Individual media and media groups often establish their own codes of ethics. Some newspapers and magazines refuse to publish advertising for tobacco and alcoholic beverages; most of them, in varying degree, investigate the reliability of advertisers before accepting their copy. Some publishers have strict rules about the presentation of advertising to prevent the publication of false or exaggerated claims and to preserve the aesthetic tone of their publications.

Radio and television stations generally try to investigate the company and its product before broadcasting advertising messages that might cause unfavorable reactions. The networks and the National Association of Broadcasters have established codes regulating the advertising of medical products and controlling contests, premiums, and other offers. All the networks maintain so-called acceptance departments, which screen both commercial and noncommercial scripts, either deleting or challenging for substantiation any questionable material. Most magazine publishers have their own strict rules on acceptance of advertising copy.

The American Advertising Federation, an organization of leading national advertisers, has long campaigned for “truth in advertising.” Other organizations that promote ethical standards are the American Association of Advertising Agencies and the Association of National Advertisers. The Institute of Outdoor Advertising encourages its members to improve the design of their advertising posters and signs and, more importantly, to make sure they do not erect advertising billboards in locations where they will mar the landscape or otherwise offend the public. The best-known and most active watchdogs in the advertising field are the Better Business Bureaus, which bring pressure to bear on unethical advertisers through persuasion, publicity, or, in extreme cases, legal action. The fact that local and national bureaus are subsidized by both advertisers and media reflects the conviction of modern business management that “good advertising is good business.”

In Canada
Canadian advertising regulations are even stricter than those in the United States. The Competition Act is the Canadian federal statute that seeks to prevent false and misleading advertising. The act is administered by the Bureau of Competition Policy which is part of Consumer and Corporate Affairs. If the bureau finds advertising to be misleading, it may simply ask the advertiser to stop running the ad or it may ask a company to take certain steps to correct the impression made by the false claims. The bureau may also take legal action against the advertiser in which case it will turn over its evidence to the Attorney General of Canada who will decide whether the evidence warrants a criminal prosecution.
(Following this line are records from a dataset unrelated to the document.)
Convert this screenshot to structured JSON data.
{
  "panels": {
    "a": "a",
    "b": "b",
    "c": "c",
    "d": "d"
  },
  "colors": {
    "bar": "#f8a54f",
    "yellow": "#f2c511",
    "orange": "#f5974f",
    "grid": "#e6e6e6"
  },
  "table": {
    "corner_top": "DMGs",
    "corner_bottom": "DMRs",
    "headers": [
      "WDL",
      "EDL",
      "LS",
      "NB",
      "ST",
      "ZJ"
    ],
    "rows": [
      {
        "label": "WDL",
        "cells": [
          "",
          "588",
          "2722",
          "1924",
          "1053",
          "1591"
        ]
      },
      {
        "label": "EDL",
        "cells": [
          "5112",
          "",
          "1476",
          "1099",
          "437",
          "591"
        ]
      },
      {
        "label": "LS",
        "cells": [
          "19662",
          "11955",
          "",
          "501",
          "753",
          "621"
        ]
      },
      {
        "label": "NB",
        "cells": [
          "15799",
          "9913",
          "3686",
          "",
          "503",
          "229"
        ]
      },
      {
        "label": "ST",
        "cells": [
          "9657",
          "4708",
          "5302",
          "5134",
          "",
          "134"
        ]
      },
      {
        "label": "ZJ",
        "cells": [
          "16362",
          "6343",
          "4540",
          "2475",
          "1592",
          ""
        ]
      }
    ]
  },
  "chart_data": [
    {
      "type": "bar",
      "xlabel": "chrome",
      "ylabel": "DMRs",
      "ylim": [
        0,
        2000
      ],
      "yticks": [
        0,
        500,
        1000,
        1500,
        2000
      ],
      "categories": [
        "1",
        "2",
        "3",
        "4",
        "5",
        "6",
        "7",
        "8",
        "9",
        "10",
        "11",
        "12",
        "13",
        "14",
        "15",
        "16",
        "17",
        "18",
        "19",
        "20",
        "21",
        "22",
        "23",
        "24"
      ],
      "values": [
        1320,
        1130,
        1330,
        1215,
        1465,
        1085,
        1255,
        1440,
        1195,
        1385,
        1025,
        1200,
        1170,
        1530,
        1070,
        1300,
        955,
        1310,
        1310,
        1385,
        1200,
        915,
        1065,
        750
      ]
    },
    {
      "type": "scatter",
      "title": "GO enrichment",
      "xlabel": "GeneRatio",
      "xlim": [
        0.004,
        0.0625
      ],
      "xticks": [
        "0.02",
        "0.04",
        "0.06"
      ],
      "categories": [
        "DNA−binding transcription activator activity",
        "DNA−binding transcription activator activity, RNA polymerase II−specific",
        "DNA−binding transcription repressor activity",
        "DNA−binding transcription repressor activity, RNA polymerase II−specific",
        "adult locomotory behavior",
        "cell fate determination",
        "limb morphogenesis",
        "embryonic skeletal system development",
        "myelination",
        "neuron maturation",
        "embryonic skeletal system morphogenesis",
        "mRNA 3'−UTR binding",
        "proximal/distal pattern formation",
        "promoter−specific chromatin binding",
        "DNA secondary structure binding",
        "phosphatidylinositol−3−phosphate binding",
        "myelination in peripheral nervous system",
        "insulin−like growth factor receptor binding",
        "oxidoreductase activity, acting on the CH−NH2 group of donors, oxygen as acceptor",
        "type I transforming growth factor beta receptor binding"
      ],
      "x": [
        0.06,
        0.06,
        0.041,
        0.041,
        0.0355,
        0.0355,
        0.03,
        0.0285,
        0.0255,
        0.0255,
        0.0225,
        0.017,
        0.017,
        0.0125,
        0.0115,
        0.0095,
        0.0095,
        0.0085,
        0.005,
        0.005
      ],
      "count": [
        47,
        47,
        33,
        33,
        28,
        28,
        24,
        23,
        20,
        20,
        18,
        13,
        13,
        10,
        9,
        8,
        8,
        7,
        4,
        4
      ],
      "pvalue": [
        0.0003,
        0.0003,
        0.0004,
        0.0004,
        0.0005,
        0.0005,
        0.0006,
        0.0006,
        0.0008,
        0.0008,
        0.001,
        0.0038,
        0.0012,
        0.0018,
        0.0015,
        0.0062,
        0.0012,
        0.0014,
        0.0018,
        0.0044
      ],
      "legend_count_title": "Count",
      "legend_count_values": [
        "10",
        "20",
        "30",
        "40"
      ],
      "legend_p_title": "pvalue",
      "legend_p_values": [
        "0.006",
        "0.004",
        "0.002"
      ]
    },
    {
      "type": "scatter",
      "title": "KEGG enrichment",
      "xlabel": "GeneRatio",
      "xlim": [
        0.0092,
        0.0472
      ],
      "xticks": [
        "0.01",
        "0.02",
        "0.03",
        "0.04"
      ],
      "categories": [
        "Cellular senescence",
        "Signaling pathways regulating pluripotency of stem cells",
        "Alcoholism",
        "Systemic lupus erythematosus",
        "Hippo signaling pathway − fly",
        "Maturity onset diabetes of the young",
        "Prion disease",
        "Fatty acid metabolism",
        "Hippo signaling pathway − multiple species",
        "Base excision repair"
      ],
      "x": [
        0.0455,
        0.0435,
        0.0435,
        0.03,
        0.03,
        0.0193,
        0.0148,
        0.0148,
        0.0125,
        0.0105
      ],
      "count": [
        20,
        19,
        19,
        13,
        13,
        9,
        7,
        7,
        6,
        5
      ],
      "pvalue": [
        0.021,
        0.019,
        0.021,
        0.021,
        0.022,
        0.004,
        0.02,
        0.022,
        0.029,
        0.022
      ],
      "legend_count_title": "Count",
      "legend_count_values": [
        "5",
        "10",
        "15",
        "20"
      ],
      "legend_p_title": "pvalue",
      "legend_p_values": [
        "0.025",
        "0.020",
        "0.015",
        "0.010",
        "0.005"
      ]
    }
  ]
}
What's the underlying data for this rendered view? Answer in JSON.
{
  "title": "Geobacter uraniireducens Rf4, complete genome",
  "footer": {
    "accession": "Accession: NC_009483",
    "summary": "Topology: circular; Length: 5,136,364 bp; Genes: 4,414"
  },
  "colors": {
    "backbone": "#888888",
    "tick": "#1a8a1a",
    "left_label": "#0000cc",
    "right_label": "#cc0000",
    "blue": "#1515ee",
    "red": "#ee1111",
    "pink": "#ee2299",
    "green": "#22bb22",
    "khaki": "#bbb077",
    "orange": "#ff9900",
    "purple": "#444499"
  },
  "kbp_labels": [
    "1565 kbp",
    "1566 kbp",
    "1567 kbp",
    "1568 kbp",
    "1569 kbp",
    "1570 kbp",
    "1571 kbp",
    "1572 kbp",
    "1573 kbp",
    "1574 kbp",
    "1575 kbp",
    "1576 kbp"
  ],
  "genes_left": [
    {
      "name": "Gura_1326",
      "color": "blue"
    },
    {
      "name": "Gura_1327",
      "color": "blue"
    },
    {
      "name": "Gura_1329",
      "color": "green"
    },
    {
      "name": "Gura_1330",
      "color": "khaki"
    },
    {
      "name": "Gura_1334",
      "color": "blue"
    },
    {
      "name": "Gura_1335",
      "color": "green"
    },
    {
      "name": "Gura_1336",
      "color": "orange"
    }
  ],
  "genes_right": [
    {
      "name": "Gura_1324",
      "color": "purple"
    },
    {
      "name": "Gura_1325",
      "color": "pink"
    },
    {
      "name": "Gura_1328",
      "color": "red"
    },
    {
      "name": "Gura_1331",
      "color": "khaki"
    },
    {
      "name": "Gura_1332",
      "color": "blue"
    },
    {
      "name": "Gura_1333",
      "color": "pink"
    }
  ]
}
Canada’s self-regulatory body, the Canadian Advertising Standards Council, has the right to take a commercial off the air if it offends taste and public decency. Moreover, in Canada ads that deal with products regulated by the government (for example, food, drugs, alcohol, and children's products) have to be approved before they air and can also be pulled if complaints arise after they run. In the United States, action can only be taken after the advertisement runs. Finally, beginning in 2001 tobacco advertising in Canada was limited to direct mail and to adults-only environments such as bars.

In Other Countries
Advertising is often heavily regulated in other countries as well. But the regulations vary from country to country. For example, in Mexico advertising for tobacco and alcohol is limited to late evenings after children have gone to bed. France prohibits any reference to health in tobacco ads, and Italy allows alcohol advertising to promote the brand name but not product attributes such as "cold filtered" or "smooth tasting."

Advertising regulations in other countries are often designed to protect culture and morals. France prohibits the use of foreign expressions where there are equivalent French terms as a way of protecting the French language. Advertising regulations in Malaysia bar the depiction of nudity, disco dancing, seductive clothing, and blue jeans in ads and require ads to project the Malaysian culture and identity. Varying regulations present numerous challenges to multinational corporations that advertise their products in many different countries.